Ford Köln: Kampf um alle Arbeitsplätze nötig!

Bericht vom 24-stündigen Streik am 14. Mai

Im Kölner Ford-Werk sollen wieder Arbeitsplätze abgebaut werden – diesmal 2.900 Stellen, um die Profite des Konzerns zu sichern. Doch die Belegschaft stellt sich entschlossen dagegen. Bei einer Urabstimmung entschlossen sich 93 Prozent zu kämpfen und am 14. Mai traten sie in einen 24-stündigen Streik.

Von Philipp Baursch, Sol Köln

Im Herbst letzten Jahres ist die Anzahl der in der IG Metall organisierten Kolleginnen und Kolllegen um zehn Prozentgewachsen (1). Nach einer Aussage von David Lüdtke, Sprecher der IG Metall bei Ford in Köln, sei man nicht mehr weit von einem hundertprozentigen Organisationsgrad entfernt. Doch wie wird diese Stärke verwendet?

Beim Streikposten

Kölner Sol-Mitglieder besuchten den Streik am Mittwoch, dem 14.05. Bei gutem Wetter fanden wir an verschiedenen Toren Streikposten vor. Man saß geduldig im Schatten oder stand am Grill, während die Tore selbst mit Absperrband blockiert waren.

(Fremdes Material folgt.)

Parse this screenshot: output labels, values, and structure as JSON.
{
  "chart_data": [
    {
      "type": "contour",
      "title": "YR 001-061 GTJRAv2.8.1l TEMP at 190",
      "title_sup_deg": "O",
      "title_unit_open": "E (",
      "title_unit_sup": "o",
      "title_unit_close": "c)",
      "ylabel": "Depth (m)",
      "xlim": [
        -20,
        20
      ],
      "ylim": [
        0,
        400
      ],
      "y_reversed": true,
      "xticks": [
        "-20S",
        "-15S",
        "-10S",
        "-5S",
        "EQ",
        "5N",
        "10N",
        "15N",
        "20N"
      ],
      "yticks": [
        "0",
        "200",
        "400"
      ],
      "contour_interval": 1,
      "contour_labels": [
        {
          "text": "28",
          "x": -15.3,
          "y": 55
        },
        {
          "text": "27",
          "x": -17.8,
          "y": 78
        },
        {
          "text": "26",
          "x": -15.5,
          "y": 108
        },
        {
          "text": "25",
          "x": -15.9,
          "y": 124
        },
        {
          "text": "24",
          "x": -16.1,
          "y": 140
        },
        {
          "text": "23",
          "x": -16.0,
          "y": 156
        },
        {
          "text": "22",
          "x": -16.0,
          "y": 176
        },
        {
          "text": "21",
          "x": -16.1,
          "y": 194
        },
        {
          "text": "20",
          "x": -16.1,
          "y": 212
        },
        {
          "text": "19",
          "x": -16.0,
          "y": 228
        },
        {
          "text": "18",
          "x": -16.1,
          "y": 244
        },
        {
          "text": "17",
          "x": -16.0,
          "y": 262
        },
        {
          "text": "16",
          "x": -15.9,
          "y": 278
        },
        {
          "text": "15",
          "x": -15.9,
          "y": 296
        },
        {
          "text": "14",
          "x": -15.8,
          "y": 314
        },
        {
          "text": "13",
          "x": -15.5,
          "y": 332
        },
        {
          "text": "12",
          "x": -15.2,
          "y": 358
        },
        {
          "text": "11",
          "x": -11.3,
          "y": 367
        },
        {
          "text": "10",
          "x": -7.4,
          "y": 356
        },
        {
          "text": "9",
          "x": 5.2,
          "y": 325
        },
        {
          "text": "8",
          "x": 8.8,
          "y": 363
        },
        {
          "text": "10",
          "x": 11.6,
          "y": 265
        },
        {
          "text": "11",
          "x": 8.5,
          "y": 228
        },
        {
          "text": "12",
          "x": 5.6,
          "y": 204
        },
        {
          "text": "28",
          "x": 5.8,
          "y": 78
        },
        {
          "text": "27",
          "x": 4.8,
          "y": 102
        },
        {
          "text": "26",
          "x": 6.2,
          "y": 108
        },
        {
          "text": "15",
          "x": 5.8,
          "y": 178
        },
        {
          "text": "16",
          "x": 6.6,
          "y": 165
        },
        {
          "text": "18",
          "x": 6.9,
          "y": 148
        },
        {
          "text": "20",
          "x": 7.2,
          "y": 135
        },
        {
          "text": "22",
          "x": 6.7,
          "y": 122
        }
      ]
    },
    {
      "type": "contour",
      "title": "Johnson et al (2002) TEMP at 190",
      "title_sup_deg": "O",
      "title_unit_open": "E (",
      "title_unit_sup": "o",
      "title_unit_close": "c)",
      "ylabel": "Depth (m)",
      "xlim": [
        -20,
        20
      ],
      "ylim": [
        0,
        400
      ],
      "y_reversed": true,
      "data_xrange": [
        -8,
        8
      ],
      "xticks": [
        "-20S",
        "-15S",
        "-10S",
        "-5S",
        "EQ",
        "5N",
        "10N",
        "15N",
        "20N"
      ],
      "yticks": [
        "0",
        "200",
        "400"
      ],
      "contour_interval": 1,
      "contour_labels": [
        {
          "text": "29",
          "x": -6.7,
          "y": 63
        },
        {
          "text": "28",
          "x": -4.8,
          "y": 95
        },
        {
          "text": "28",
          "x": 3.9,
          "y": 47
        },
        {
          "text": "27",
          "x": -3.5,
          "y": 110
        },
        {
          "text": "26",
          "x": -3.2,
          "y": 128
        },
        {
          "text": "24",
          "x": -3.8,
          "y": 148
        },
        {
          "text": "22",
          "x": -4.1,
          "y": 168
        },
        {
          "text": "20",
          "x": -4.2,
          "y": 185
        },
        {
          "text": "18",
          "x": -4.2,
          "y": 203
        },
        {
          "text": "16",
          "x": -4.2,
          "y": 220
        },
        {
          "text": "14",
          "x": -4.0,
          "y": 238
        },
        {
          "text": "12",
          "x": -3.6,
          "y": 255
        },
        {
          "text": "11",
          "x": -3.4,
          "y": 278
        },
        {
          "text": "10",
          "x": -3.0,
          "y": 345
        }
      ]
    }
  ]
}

Wir kamen vorbei, um unsere Solidarität zuzusichern, Infomaterial anzubieten und zu fragen, wie die Stimmung in der Belegschaft ist. Während es anfänglich eine gewisse Skepsis gab, wurde uns – nachdem klar war, warum wir da waren – Essen angeboten und wir kamen ins Gespräch. Die Streikposten wirkten entschlossen, immerhin gibt es große Einigkeit. Auch scheint ein klares Vertrauen in die Streikleitung zu bestehen. Ein Kollege antwortete auf meine Frage, ob man helfen kann, Solidarität zu verbreiten, dass man bestimmt auf uns zukommen würde, wenn man es für richtig hält, es aber gerade nicht notwendig sei.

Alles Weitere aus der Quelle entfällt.